S3 and Athena example

So we have some sample data from AWS Data Exchange:

https://console.aws.amazon.com/dataexchange/home?region=us-east-1#/products/prodview-stk4wn3mbhx24

And we’ve subscribed and downloaded it to our S3 bucket:

s3://rockstaretltesting1/sample_data/shipping/d0e9bd6148e8f14889980954017b0927/83bdd5c3225a70b48acff63e86c74193/ams/2020/202009291500/

So the first thing we have to do is decide which file we’re going to use and copy it to it’s own folder.
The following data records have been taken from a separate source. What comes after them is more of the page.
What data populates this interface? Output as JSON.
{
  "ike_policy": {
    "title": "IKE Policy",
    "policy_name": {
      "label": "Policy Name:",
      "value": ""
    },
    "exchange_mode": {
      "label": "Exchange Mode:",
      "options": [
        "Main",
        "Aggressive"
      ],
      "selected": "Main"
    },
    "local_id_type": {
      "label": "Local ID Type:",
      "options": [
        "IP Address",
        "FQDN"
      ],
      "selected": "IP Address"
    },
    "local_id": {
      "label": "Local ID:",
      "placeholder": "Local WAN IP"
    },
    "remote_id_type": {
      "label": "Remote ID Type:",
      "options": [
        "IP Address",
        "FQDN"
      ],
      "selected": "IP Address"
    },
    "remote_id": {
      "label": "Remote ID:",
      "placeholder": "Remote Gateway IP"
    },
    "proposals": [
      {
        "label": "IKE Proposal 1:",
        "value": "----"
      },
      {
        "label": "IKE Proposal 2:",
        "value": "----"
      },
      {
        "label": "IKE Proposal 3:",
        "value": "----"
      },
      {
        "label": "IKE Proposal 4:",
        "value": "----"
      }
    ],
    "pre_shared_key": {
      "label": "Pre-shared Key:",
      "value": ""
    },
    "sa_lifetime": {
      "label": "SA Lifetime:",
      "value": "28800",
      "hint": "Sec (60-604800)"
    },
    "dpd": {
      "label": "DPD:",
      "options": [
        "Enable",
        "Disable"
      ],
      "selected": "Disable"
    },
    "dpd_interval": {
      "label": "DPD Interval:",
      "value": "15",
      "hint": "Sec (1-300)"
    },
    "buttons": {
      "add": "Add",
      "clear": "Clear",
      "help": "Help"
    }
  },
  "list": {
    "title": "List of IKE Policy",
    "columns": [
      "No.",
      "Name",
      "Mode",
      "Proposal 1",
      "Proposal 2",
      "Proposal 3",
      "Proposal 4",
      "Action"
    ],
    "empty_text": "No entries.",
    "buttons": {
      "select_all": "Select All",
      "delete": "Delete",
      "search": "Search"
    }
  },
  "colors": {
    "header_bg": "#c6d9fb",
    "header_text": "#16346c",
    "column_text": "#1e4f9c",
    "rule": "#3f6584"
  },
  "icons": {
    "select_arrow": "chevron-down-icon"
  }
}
This is because we can’t create an Athena table pointing to this location as the tables have different schemas (structures ie column names and data types)
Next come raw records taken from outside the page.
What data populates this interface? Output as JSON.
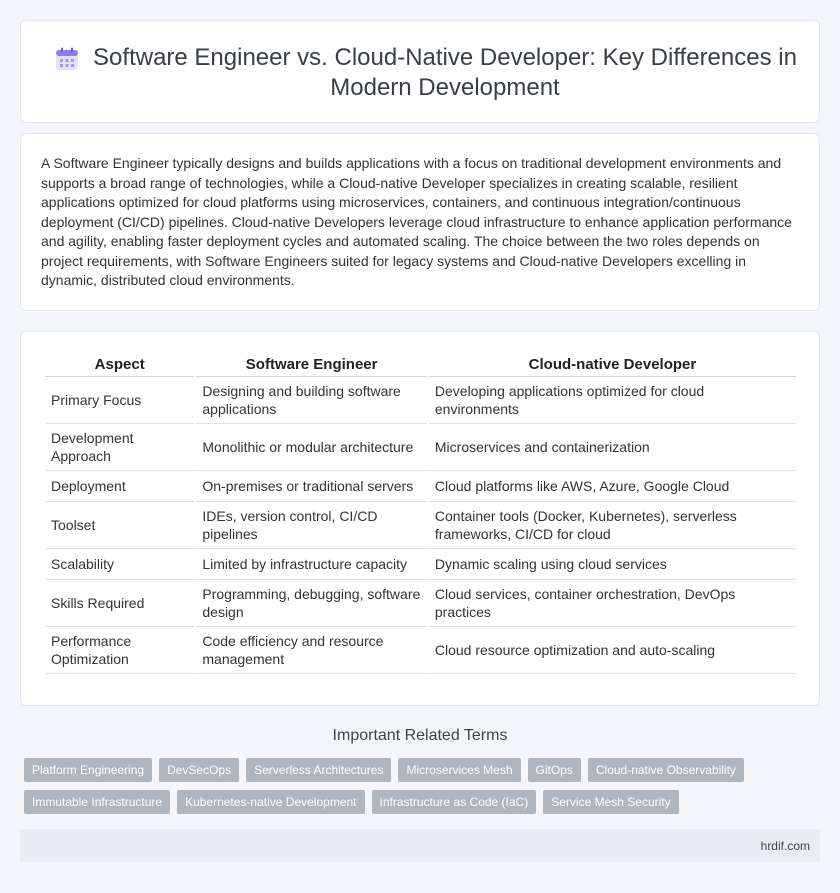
{
  "header": {
    "title": "Software Engineer vs. Cloud-Native Developer: Key Differences in Modern Development",
    "icon": "calendar-icon",
    "icon_color": "#8f7df0"
  },
  "summary": {
    "text": "A Software Engineer typically designs and builds applications with a focus on traditional development environments and supports a broad range of technologies, while a Cloud-native Developer specializes in creating scalable, resilient applications optimized for cloud platforms using microservices, containers, and continuous integration/continuous deployment (CI/CD) pipelines. Cloud-native Developers leverage cloud infrastructure to enhance application performance and agility, enabling faster deployment cycles and automated scaling. The choice between the two roles depends on project requirements, with Software Engineers suited for legacy systems and Cloud-native Developers excelling in dynamic, distributed cloud environments."
  },
  "table": {
    "headers": [
      "Aspect",
      "Software Engineer",
      "Cloud-native Developer"
    ],
    "rows": [
      [
        "Primary Focus",
        "Designing and building software applications",
        "Developing applications optimized for cloud environments"
      ],
      [
        "Development Approach",
        "Monolithic or modular architecture",
        "Microservices and containerization"
      ],
      [
        "Deployment",
        "On-premises or traditional servers",
        "Cloud platforms like AWS, Azure, Google Cloud"
      ],
      [
        "Toolset",
        "IDEs, version control, CI/CD pipelines",
        "Container tools (Docker, Kubernetes), serverless frameworks, CI/CD for cloud"
      ],
      [
        "Scalability",
        "Limited by infrastructure capacity",
        "Dynamic scaling using cloud services"
      ],
      [
        "Skills Required",
        "Programming, debugging, software design",
        "Cloud services, container orchestration, DevOps practices"
      ],
      [
        "Performance Optimization",
        "Code efficiency and resource management",
        "Cloud resource optimization and auto-scaling"
      ]
    ]
  },
  "related": {
    "title": "Important Related Terms",
    "tags": [
      "Platform Engineering",
      "DevSecOps",
      "Serverless Architectures",
      "Microservices Mesh",
      "GitOps",
      "Cloud-native Observability",
      "Immutable Infrastructure",
      "Kubernetes-native Development",
      "Infrastructure as Code (IaC)",
      "Service Mesh Security"
    ]
  },
  "footer": {
    "site": "hrdif.com"
  }
}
So I’m choosing the header table and copying it to it’s own folder with this command:

aws s3 cp s3://rockstaretltesting1/sample_data/shipping/d0e9bd6148e8f14889980954017b0927/83bdd5c3225a70b48acff63e86c74193/ams/2020/202009291500/ams__header_2020__202009291500.csv s3://rockstaretltesting1/sample_data/shipping/d0e9bd6148e8f14889980954017b0927/83bdd5c3225a70b48acff63e86c74193/ams/2020/202009291500/header/

I’m running it in powershell:

So now I have the header data in it’s own subfolder:

Now I can create an external Athena table to point to this subfolder:

So I’m running the following commands in Athena:

create database shipping;
drop table header;
CREATE EXTERNAL TABLE IF NOT EXISTS header (
explore String
)
ROW FORMAT DELIMITED
LOCATION 's3://rockstaretltesting1/sample_data/shipping/d0e9bd6148e8f14889980954017b0927/83bdd5c3225a70b48acff63e86c74193/ams/2020/202009291500/header/';
select * from header limit 10;

I don’t know the column names so I’ve just created the table above so I can at least see the data:

The table now exists in my database:

The data is not split into different columns yet:

So I copy the first row into a new spreadsheet (I’m using Google Sheets):

The spreadsheet is here:

https://docs.google.com/spreadsheets/d/1pA7vodxHJTAUO25W_x18KkI6ME6APZIx6MlB0G5tLcA/edit?usp=sharing

After copying the row into A4, I then split the text to columns in A8:

Thereafter I copy and paste the row transposed into A12 and down:

Thereafter, I name the columns arbitrary F1, F2 and so on and use a formula to concatenate the column type: “String”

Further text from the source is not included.